Mir war von vornherein klar, dass ich dort keine wirklichen Ansprüche an das Essen haben kann, denn es wird gegessen, was auf den Tisch kommt und das ist hauptsächlich eigenes Fleisch und Gemüse. Für jemanden, der hauptsächlich aus Nachhaltigkeitsgründen vegetarisch isst, führt das natürlich zu einem inneren Konflikt. Ist es ökologisch vertretbar, dieses Fleisch zu essen? Andererseits hatte ich auch nicht wirklich eine Wahl. Doch dann habe ich mir gedacht, wo ist Fleischessen nachhaltiger als hier in diesem Dorf. Die Tiere leben ihr Leben lang am Bauernhof, werden mit dem gefüttert, was auf der Wiese wächst oder beim Essen übrig bleibt, es werden keine Emissionen für Transport ausgestoßen und die Tiere haben die ganze Umgebung als Auslauf. Auch wenn sich die Leute hier kein Bio-Zertifikat leisten können ist die Qualität nicht schlecht. Und trotzdem. Das Schaf, welches in der Früh noch im Hof stand hat man am Abend dann im Eintopf, als Stadtkind doch ein anderer Zugang zu Fleisch. Diese Kreislaufwirtschaft funktioniert in der Praxis zwar gut, aber nur für dieses kleine Dorf. Es ist aber ein großartiges Beispiel dafür, dass im kleinen Rahmen eine lokale nachhaltige Wirtschaftsform umsetzbar ist. In größeren Städten wäre diese Umsetzung nicht möglich.  Ein jedoch definitiv ausbaufähiger Punkt ist, dass sie immer noch mit Kohle im Kamin heizen und der rumänische Strommix besteht nur aus ca. 24% aus erneuerbaren Energien.

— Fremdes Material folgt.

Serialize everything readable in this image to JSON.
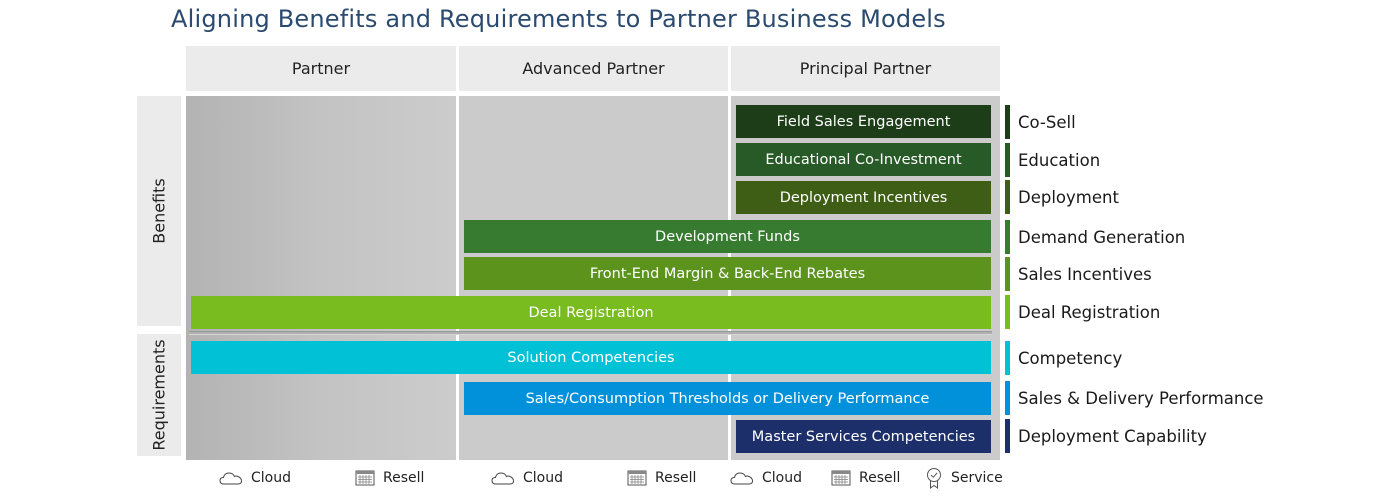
{
  "title": "Aligning Benefits and Requirements to Partner Business Models",
  "tiers": [
    {
      "label": "Partner"
    },
    {
      "label": "Advanced Partner"
    },
    {
      "label": "Principal Partner"
    }
  ],
  "sections": {
    "benefits": "Benefits",
    "requirements": "Requirements"
  },
  "bars": [
    {
      "label": "Field Sales Engagement",
      "color": "#1c3d18",
      "tiers": [
        "Principal Partner"
      ],
      "section": "benefits"
    },
    {
      "label": "Educational Co-Investment",
      "color": "#275a26",
      "tiers": [
        "Principal Partner"
      ],
      "section": "benefits"
    },
    {
      "label": "Deployment Incentives",
      "color": "#3d5e14",
      "tiers": [
        "Principal Partner"
      ],
      "section": "benefits"
    },
    {
      "label": "Development Funds",
      "color": "#377b30",
      "tiers": [
        "Advanced Partner",
        "Principal Partner"
      ],
      "section": "benefits"
    },
    {
      "label": "Front-End Margin & Back-End Rebates",
      "color": "#5b931c",
      "tiers": [
        "Advanced Partner",
        "Principal Partner"
      ],
      "section": "benefits"
    },
    {
      "label": "Deal Registration",
      "color": "#78bc20",
      "tiers": [
        "Partner",
        "Advanced Partner",
        "Principal Partner"
      ],
      "section": "benefits"
    },
    {
      "label": "Solution Competencies",
      "color": "#00c1d5",
      "tiers": [
        "Partner",
        "Advanced Partner",
        "Principal Partner"
      ],
      "section": "requirements"
    },
    {
      "label": "Sales/Consumption Thresholds or Delivery Performance",
      "color": "#0091da",
      "tiers": [
        "Advanced Partner",
        "Principal Partner"
      ],
      "section": "requirements"
    },
    {
      "label": "Master Services Competencies",
      "color": "#1d2f6b",
      "tiers": [
        "Principal Partner"
      ],
      "section": "requirements"
    }
  ],
  "legend": [
    {
      "label": "Co-Sell",
      "color": "#1c3d18"
    },
    {
      "label": "Education",
      "color": "#275a26"
    },
    {
      "label": "Deployment",
      "color": "#3d5e14"
    },
    {
      "label": "Demand Generation",
      "color": "#377b30"
    },
    {
      "label": "Sales Incentives",
      "color": "#5b931c"
    },
    {
      "label": "Deal Registration",
      "color": "#78bc20"
    },
    {
      "label": "Competency",
      "color": "#00c1d5"
    },
    {
      "label": "Sales & Delivery Performance",
      "color": "#0091da"
    },
    {
      "label": "Deployment Capability",
      "color": "#1d2f6b"
    }
  ],
  "footer": [
    {
      "label": "Cloud",
      "icon": "cloud-icon"
    },
    {
      "label": "Resell",
      "icon": "resell-icon"
    },
    {
      "label": "Cloud",
      "icon": "cloud-icon"
    },
    {
      "label": "Resell",
      "icon": "resell-icon"
    },
    {
      "label": "Cloud",
      "icon": "cloud-icon"
    },
    {
      "label": "Resell",
      "icon": "resell-icon"
    },
    {
      "label": "Service",
      "icon": "service-icon"
    }
  ]
}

Trotz allem wurde diese Reise relativ nachhaltig und schön. Ein kleiner Sprung in die Vergangenheit, in einen Ort an dem die Zeit stehen geblieben zu sein scheint. Doch genau das hat den Urlaub auch so schön gemacht. Kein Internet, keine Verpflichtungen, nur dieser recht einfache Lebensstil, welcher etwas zutiefst entspannendes an sich hat. Das Leben dort ist viel langsamer und das Motto „zurück zum Ursprung“ trifft unseren Urlaub glaub ich ganz gut!